In 2013 The Keepers of the Patos Light began a special fund to replace the flag pole. We found a contractor to provide a bid, and began to raise the money. The contractor moved away, so we had to look for another one. The second contractor left his business and found a better paying, more stable job. When the third contractor began planning for the actual construction, the Bureau of Land Management (BLM) had a number of concerns. One was the use of volunteers. BLM decided that no volunteers should be engaged in helping, as the contractor needed to be held responsible for all actions, and everyone needed to be certified to conduct the work. Another requirement was that the psi of the concrete needed to be 3,000 lbs. BLM wanted distilled water used in making the concrete, which had to be hauled to the site, and stainless steel for the hardware in the concrete. Then there was BLM concern about caring for the sidewalks during construction. Finally, BLM wanted to have their engineer on hand observing all of the construction. Consequently, the $7,000 on hand was seriously insufficient to cover the more than $22,000 in the new bid costs.
San Juan County Lodging Tax Advisory Committee (LTAC) determined that they could not fund the flag pole since it was a permanent improvement not county property. However, they were willing to cover basic or “start-up” costs of the Keepers of the Patos Light in a grant, so that regular funds could be saved for the flag pole. Two years of LTAC funding did allow us to save enough money, so we began to make plans for construction.

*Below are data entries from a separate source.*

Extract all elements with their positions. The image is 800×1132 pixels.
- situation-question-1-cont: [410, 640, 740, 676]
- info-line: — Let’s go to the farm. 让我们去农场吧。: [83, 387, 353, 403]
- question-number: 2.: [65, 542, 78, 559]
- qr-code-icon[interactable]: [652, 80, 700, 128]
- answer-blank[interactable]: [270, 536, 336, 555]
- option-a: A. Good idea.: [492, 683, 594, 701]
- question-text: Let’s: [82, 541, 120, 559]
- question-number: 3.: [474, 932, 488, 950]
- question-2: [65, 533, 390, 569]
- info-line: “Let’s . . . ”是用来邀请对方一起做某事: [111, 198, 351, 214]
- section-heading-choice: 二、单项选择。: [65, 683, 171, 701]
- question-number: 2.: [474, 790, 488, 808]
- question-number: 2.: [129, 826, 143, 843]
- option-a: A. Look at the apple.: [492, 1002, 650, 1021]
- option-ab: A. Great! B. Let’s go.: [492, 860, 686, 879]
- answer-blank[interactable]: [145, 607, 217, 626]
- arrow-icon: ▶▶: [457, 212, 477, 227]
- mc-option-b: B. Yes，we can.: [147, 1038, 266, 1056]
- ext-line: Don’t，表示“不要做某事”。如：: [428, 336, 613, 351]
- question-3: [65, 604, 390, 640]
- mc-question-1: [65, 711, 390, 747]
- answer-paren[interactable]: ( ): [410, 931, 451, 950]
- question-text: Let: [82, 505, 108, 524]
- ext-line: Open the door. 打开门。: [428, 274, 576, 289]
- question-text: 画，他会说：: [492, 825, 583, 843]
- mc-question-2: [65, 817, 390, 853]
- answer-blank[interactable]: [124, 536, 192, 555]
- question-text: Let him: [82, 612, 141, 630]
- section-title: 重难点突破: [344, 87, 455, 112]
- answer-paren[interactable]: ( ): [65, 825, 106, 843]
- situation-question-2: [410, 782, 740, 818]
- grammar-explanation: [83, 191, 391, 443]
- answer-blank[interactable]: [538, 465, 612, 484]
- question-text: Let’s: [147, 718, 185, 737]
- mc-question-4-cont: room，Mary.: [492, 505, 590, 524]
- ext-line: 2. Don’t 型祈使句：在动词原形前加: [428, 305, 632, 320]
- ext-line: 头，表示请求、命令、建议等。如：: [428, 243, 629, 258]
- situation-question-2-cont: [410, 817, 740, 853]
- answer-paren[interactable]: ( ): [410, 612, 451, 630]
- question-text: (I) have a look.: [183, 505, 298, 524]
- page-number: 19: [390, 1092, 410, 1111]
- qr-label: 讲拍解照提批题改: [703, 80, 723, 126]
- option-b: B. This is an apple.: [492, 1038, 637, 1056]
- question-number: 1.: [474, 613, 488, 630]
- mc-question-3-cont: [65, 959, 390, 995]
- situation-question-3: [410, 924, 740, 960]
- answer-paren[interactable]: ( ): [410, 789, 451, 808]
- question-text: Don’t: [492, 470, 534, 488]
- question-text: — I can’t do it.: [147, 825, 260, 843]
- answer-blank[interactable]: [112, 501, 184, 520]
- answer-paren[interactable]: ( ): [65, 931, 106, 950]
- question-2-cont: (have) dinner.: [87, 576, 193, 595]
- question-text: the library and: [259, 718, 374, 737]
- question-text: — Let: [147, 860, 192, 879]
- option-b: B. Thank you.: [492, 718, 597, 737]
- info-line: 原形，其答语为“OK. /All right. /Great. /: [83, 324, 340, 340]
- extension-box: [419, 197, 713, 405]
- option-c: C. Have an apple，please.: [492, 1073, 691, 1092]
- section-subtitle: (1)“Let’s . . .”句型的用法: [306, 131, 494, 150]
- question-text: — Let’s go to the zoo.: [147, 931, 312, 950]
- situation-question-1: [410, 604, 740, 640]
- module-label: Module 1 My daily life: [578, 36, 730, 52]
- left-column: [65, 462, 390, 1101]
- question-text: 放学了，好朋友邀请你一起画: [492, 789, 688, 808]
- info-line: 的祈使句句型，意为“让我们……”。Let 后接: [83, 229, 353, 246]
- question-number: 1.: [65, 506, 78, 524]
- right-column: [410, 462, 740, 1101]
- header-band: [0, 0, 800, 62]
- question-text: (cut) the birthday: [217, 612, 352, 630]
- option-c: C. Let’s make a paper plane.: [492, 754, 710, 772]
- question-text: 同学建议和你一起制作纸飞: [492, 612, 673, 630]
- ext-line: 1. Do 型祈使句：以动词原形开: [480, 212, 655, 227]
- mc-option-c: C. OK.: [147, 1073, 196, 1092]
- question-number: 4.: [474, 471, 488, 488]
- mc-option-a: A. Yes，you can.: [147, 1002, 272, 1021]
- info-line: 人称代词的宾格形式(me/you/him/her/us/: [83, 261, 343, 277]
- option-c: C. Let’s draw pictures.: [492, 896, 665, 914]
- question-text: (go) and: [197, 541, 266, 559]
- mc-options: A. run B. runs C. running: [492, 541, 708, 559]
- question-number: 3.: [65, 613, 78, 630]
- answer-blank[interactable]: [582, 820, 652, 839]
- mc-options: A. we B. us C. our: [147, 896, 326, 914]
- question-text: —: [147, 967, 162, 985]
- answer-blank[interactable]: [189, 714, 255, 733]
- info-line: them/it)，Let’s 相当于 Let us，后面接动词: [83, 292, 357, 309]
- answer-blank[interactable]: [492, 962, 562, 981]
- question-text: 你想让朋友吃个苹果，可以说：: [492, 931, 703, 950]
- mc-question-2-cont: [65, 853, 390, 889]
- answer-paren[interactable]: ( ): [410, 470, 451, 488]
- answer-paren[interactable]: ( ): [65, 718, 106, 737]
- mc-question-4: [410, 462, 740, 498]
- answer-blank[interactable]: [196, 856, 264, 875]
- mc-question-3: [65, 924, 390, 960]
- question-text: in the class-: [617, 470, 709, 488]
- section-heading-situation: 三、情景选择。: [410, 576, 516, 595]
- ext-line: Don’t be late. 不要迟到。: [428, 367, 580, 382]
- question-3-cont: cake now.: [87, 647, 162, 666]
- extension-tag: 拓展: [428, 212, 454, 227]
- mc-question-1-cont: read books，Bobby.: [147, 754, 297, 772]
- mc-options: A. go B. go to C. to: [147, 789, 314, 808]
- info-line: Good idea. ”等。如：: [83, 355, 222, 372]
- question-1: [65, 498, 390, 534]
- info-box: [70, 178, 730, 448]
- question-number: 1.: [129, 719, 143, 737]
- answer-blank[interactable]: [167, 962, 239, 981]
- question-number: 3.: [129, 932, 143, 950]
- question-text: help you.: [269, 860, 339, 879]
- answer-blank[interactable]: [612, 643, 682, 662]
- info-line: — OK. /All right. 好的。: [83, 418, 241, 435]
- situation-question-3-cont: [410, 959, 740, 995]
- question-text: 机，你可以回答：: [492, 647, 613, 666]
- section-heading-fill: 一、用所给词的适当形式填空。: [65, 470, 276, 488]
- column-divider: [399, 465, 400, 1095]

BLM advised us that they had complaints about allowing a flag to be raised, and determined that we needed to wait until a Resource Management Plan (RMP) was signed later that year, which would determine whether the flag pole should be built. It has been four years and still the RMP has not been signed. Should the final signed plan determine the flag pole can be constructed in the original place, there are still other government requirements to meet. The original 4(f) statement is now dated, and would need to be repeated to allow construction on the National Register of Historic Places site. That requires a determination of “no effect” by the state Office of Archaeology and Historic Preservation. Then a statement must be rewritten in conformance with the National Environmental Policy Act, probably a “no significant impact,” followed by a public review and hearing, should one be requested.
If a flag pole is approved, we will need to acquire a new proposal and bid with the additional requirements before we can sign a contract to have the flag pole built in the original location.